The proposed workflow begins when a research team requests the use of a research facility. The team is instructed to use a funder identifier from the Open Funder Registry assigned to the research facility, as well as a Crossref Grant DOI identifier for their project in the acknowledgements of any research paper outputs. (Note: Crossref will be deprecating the Open Funder Registry and transitioning it to RORs over the course of this project, which will be monitored and incorporated into this project.) These identifiers will then be entered into the production process of the paper at manuscript submission. When the article is published, the publisher will include the name of the facility, its Funder ID, and the research project’s Crossref Grant DOI (if applicable) in the article metadata. These data are then sent to Crossref and other applicable indexing services. This will allow publications to be matched to the facility and the specific research project. CHORUS will monitor article output during the pilot. Although not specified directly, the use of RORs (for institutions), and ORCIDs (for people) will also support more robust tracking of the teams and organizations involved in these research activities.
The participating publishers will deploy this workflow for approximately 50 journals where CSIRO output has been published recently. Journals were identified specifically for their relevance to research teams using ATNF and MNF during the past two years. Included are journals of the American Astronomical Society, American Geophysical Union, Royal Astronomical Society, and many other learned societies, which are supported by the participating partners. Ideally, once developed, this infrastructure and workflow will support tracking research facilities around the world by all types of research funders. As the pilot progresses, regular updates of its results will be provided by the team.

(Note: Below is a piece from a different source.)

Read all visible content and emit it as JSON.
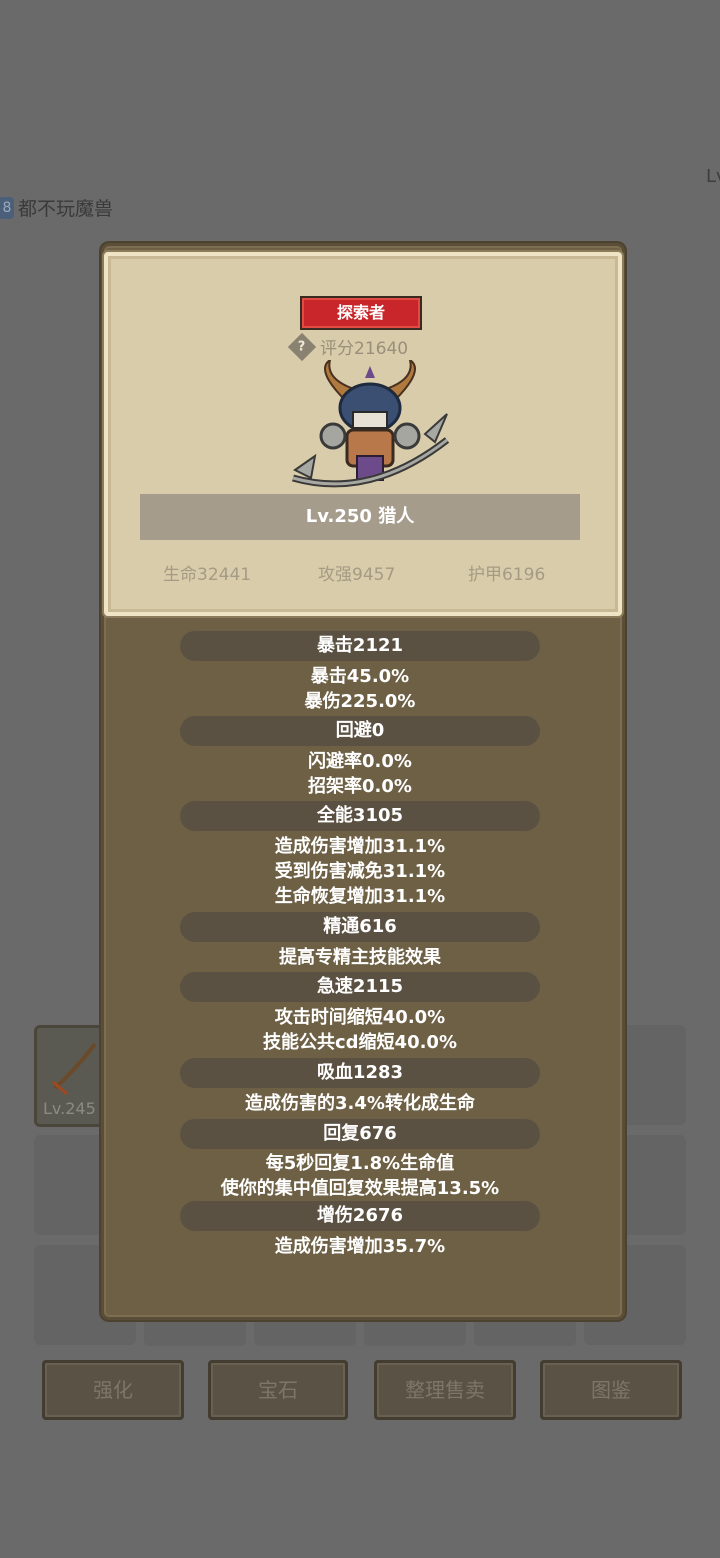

A lot has been written over the past couple of years about the value of the infrastructure of persistent identifiers (PIDs). A growing pool of research has shown that their adoption can improve discovery and reduce administrative burden on researchers, save them time, and thereby reduce overall costs. Last fall, Phill Jones and Alice Meadows further synthesized this point as they described the value of the investments in PIDs in a Scholarly Kitchen post. Work to improve this infrastructure in the US and around the world is ongoing. This pilot is a concrete example of the opportunities that are possible based on a robust PID infrastructure. Ideally, when completed it can be another illustration of how PIDs and their associated metadata infrastructure can be used to improve tracking of research outputs and ultimately improve research itself.
Discussion
2 Thoughts on "Tracking Research Facilities in Science: A CSIRO/CHORUS Pilot Sets Sail"
A very good and contextual description of the need and value of PID’s and other metadata.
Looking forward to reading more about this as the pilot progresses. It’s good to see buy-in from some of the more prominent names in publishing on the importance and value of consistent and persistent PIDs.